Percy and I were simply surprised that Guy knew us so little as to suppose that we would ever touch a penny of the money that the bank was forced to restore because of his peculation. Ultimately an arrangement was worked out whereby the trust income was accumulated, and on my death it will go, with the principal, to Percy’s and Evadne’s children. As they were not living when the moral question arose, I assume they will feel that they can take it with impunity. I hope so, for if not, it will go to old Bertha who, I am sure, will survive us all!
When I had time to consider my own position, I found that, except for Meadowview, I was penniless, and Meadowview was condemned that same year by the state. One of Mr. Moses’ favorite highways was run through the house itself. It seemed an appropriate finale to the saga of the Primes. The wicked were jailed and destroyed, and a beneficent government would not, even after a law suit, give me more than a hundred and fifty thousand dollars for the place (remember, it was 1937). When I had given Percy enough to complete his law school education and paid all my expenses I found that I had three thousand a year to live on. This was not starvation in those days, but it was penury for one who had lived as I had lived.
I was planning to set myself up as a riding instructor when Lucy Geer sent for me. There was a vacant superintendent’s cottage on their place, a charming old Long Island farm house, that would be at my disposal, with water, gas, heat and electricity thrown in and service from the gardeners and maids at the big house. Add Lucy’s open invitation to all meals and I could pretty well spend my little income on clothes!
“Now before you refuse it pointblank in a glorious gesture of pride,” Lucy warned me, “let me tell you something. I am not asking you to take it for your own sake or for Rex’s. I am asking you to take it for mine. I am a sick woman, and I need a lot of attention. Believe me, Angelica, you will more than earn your keep.”
It was so big of Lucy to put it that way that I burst into tears and, after making a sloppy scene, I accepted. For the ten years that she survived I lived gratefully in that farm house and saw her daily. I came to be as close to her as I was to Rex, closer in many ways, for Lucy had an understanding and a shrewdness about people that made communication extraordinarily simple.

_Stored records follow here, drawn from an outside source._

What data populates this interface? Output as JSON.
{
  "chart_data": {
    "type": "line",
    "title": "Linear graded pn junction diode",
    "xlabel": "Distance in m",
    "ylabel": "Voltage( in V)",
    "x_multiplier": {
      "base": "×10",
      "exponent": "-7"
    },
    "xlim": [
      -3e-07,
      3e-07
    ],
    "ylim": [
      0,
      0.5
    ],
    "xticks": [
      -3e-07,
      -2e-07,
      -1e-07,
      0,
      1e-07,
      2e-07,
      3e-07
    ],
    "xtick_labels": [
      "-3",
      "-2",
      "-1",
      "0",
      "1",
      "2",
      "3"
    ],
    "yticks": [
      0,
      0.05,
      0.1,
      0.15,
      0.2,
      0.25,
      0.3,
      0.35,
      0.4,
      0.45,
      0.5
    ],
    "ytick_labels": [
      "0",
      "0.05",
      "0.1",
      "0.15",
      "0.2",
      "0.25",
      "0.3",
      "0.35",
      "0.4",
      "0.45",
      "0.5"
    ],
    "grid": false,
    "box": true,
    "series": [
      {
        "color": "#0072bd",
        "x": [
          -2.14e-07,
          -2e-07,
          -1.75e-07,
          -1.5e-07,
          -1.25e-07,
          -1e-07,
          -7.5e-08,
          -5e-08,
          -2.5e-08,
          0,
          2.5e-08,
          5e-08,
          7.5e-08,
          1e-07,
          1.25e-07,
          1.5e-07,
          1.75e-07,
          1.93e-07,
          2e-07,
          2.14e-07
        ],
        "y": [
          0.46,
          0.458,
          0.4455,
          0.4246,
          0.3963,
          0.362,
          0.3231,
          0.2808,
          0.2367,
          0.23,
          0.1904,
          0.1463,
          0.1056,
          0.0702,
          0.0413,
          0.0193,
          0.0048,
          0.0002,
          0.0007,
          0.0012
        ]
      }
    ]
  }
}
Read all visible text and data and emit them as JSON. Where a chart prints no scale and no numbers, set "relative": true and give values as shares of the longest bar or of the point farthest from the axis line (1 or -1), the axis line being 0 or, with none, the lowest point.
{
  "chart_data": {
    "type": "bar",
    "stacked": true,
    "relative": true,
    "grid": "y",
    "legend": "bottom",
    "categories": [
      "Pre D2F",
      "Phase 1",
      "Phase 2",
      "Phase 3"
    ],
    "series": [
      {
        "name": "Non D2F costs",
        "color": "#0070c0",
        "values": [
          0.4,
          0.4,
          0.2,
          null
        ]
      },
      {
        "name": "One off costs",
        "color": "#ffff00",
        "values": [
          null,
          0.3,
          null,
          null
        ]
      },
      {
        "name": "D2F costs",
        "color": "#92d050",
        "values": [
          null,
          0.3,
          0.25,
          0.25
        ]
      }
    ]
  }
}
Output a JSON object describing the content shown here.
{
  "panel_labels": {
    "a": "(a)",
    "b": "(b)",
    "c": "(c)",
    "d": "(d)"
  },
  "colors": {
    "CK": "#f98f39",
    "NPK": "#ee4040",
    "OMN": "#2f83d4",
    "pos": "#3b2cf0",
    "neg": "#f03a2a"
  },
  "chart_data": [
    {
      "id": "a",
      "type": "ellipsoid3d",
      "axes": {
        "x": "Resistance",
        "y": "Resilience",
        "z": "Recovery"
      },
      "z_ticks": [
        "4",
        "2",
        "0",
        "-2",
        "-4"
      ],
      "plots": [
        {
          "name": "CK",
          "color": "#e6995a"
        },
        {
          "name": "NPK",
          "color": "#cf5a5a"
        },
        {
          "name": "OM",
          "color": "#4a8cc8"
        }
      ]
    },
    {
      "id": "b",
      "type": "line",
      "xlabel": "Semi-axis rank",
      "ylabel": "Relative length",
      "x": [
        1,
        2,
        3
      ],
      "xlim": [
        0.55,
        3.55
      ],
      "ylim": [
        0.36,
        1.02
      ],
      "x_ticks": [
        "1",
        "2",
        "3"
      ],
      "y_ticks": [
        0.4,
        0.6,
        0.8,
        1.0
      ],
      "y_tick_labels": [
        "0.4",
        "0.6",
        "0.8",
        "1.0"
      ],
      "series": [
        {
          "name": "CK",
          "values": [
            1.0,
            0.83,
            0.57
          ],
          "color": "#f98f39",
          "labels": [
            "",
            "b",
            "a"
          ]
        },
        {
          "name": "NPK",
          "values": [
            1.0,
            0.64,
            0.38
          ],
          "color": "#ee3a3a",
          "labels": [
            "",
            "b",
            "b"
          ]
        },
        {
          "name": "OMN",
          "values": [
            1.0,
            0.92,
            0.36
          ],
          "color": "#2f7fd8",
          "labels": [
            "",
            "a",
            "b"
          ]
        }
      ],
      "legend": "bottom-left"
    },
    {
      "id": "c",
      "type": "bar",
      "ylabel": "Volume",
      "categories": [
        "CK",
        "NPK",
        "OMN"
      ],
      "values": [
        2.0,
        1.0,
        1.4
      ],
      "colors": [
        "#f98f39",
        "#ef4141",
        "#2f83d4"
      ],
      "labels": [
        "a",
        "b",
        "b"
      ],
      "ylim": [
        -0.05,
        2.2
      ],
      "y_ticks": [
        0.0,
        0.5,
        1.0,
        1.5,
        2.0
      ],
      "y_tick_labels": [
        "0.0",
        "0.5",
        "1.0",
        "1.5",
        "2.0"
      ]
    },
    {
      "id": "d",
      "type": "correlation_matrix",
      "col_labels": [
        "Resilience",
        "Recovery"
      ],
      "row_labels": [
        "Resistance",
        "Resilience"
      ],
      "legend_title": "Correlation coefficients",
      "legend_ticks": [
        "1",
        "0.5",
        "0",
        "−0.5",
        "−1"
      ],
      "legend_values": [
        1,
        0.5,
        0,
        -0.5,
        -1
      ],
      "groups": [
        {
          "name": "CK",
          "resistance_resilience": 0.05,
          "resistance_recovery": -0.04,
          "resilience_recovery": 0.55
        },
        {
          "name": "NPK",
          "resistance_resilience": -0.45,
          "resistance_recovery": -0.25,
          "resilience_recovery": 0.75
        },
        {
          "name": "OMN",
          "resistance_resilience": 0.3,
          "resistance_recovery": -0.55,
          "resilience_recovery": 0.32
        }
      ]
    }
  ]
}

She was a bit like my mother, if my mother can be imagined as an unworldly woman.
Rex suffered a long nervous depression after the Congressional hearing. For a period of almost half a year he did not go to his office. His silence and his abstraction made our curious triangle a simpler one to live in. Lucy and I both ministered to him, and in doing so we almost forgot the brief time when our relationships had been so different. When Evadne and George had their first little boy, we were drawn even closer together. He was a grandson, after all, of all three of us.
Rex emerged from his depression a gentler, kinder man. He was less irascible with those of whom he disapproved, less impatient with those whose efficiency did not match his own. He lost some of his severity, some of his awesome, magisterial quality. What he and I had been to each other the reader knows. But now we became friends, deep friends, in a friendship that revolved around Lucy. In the last years of her life, despite increasing pain, I think that the three of us achieved something like peace, something even like happiness.
When Lucy died, nobody, even Evadne, with all her Prime sense of propriety, thought that Rex and I had to wait a year before marrying. It was so indicated, so obvious, so precisely what Lucy herself had wanted. I was sixty, Rex was sixty-two. Whom, in any event, should we have consulted but ourselves?
We have been married now fourteen years. I do not know if either of us would go quite so far as Rabbi Ben Ezra, because there are a lot of nasty physical things about old age, but they have been good years, and I am grateful to my Rex for them. I am also grateful to my God. Mother always said that my Catholic faith would become stronger towards the end, and she was right. Therefore, because Rex and I have agreed to read each other’s memoranda, I will close with a request to him. Now that Guy’s death has removed the impediment, I want him to marry me in the church.